I often lose patience with calls for bioethicists to take on issues that are remote from our “day jobs.” However, bioethicists sometimes have a good deal of informal influence in their institutions acquired by having been useful in helping them navigate difficult issues and showing sensitivity and savvy in reconciling a wide variety of interests and considerations. I respectfully ask that bioethicists consider whether they have such social capital and whether this might be the time to spend some of it.
In the current climate of fear, stating the truth about what is ethical and just can be transformative. Academic and health care leaders are generally mission-driven and want to support their vulnerable constituents to the fullest extent of the law. Expressing interest in what your institution is doing in this regard and offering suggestions and help with the work can catalyze a more robust program of interventions. The truth has power, but it sometimes needs a voice. Of course, part of the savvy of bioethicists is engaging in the art of the possible. We must respect the concerns and knowledge of the leadership of our institutions and be sure that as we advocate, we are wisely spending and not torching our political capital. But I suspect that we are in one of those times when the worst thing we can continue to do is nothing.

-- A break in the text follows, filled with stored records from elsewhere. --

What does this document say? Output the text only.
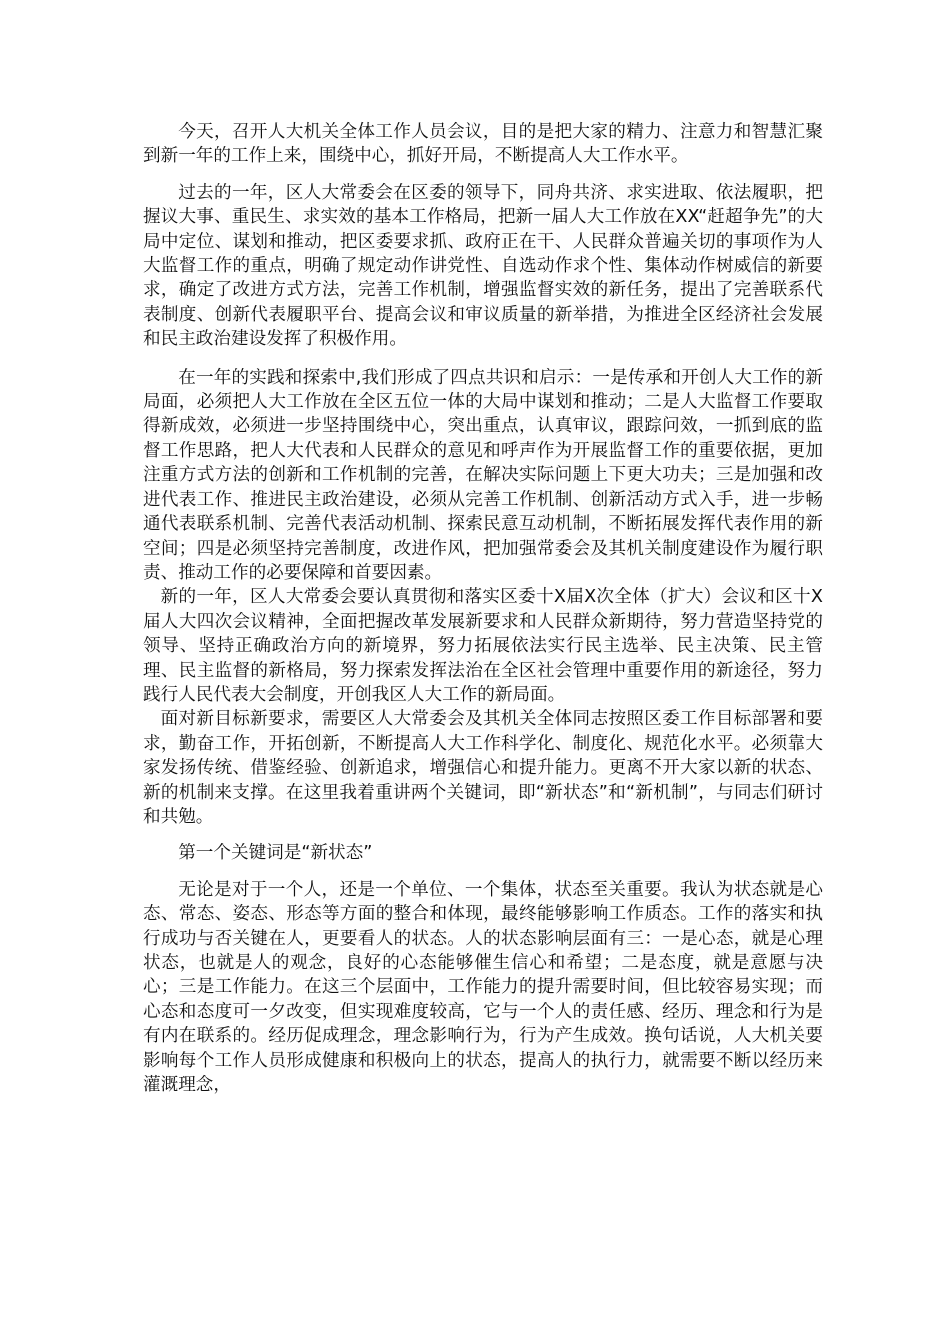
今天，召开人大机关全体工作人员会议，目的是把大家的精力、注意力和智慧汇聚到新一年的工作上来，围绕中心，抓好开局，不断提高人大工作水平。

过去的一年，区人大常委会在区委的领导下，同舟共济、求实进取、依法履职，把握议大事、重民生、求实效的基本工作格局，把新一届人大工作放在XX“赶超争先”的大局中定位、谋划和推动，把区委要求抓、政府正在干、人民群众普遍关切的事项作为人大监督工作的重点，明确了规定动作讲党性、自选动作求个性、集体动作树威信的新要求，确定了改进方式方法，完善工作机制，增强监督实效的新任务，提出了完善联系代表制度、创新代表履职平台、提高会议和审议质量的新举措，为推进全区经济社会发展和民主政治建设发挥了积极作用。

在一年的实践和探索中,我们形成了四点共识和启示：一是传承和开创人大工作的新局面，必须把人大工作放在全区五位一体的大局中谋划和推动；二是人大监督工作要取得新成效，必须进一步坚持围绕中心，突出重点，认真审议，跟踪问效，一抓到底的监督工作思路，把人大代表和人民群众的意见和呼声作为开展监督工作的重要依据，更加注重方式方法的创新和工作机制的完善，在解决实际问题上下更大功夫；三是加强和改进代表工作、推进民主政治建设，必须从完善工作机制、创新活动方式入手，进一步畅通代表联系机制、完善代表活动机制、探索民意互动机制，不断拓展发挥代表作用的新空间；四是必须坚持完善制度，改进作风，把加强常委会及其机关制度建设作为履行职责、推动工作的必要保障和首要因素。

新的一年，区人大常委会要认真贯彻和落实区委十Ⅹ届Ⅹ次全体（扩大）会议和区十Ⅹ届人大四次会议精神，全面把握改革发展新要求和人民群众新期待，努力营造坚持党的领导、坚持正确政治方向的新境界，努力拓展依法实行民主选举、民主决策、民主管理、民主监督的新格局，努力探索发挥法治在全区社会管理中重要作用的新途径，努力践行人民代表大会制度，开创我区人大工作的新局面。

面对新目标新要求，需要区人大常委会及其机关全体同志按照区委工作目标部署和要求，勤奋工作，开拓创新，不断提高人大工作科学化、制度化、规范化水平。必须靠大家发扬传统、借鉴经验、创新追求，增强信心和提升能力。更离不开大家以新的状态、新的机制来支撑。在这里我着重讲两个关键词，即“新状态”和“新机制”，与同志们研讨和共勉。

第一个关键词是“新状态”

无论是对于一个人，还是一个单位、一个集体，状态至关重要。我认为状态就是心态、常态、姿态、形态等方面的整合和体现，最终能够影响工作质态。工作的落实和执行成功与否关键在人，更要看人的状态。人的状态影响层面有三：一是心态，就是心理状态，也就是人的观念，良好的心态能够催生信心和希望；二是态度，就是意愿与决心；三是工作能力。在这三个层面中，工作能力的提升需要时间，但比较容易实现；而心态和态度可一夕改变，但实现难度较高，它与一个人的责任感、经历、理念和行为是有内在联系的。经历促成理念，理念影响行为，行为产生成效。换句话说，人大机关要影响每个工作人员形成健康和积极向上的状态，提高人的执行力，就需要不断以经历来灌溉理念，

Mark G. Kuczewski, PhD, HEC-C, is the Michael I. English, S.J. Professor of Medical Ethics and director of the Neiswanger Institute for Bioethics at the Stritch School of Medicine at Loyola University Chicago. He is a Hastings Center Fellow. @bioethxmark.bsky.social LinkedIn: (4) Mark Kuczewski | LinkedIn
Right on, Mark. I know that many providers are caught between a rock and hard place. If they follow the Administration’s directives, they desert their patients. If they fulfill their obligations to their patients, they not only risk their own jobs but also funds to their hospitals, depriving others of the care they need. Bioethicists who don’t face these dilemmas, but just don’t want to depart from their day jobs should be ashamed. As a retired bioethicist, who was never in a clinical setting, I don’t have an institution. I can only do what other citizens are doing: keep making a great, noisy fuss.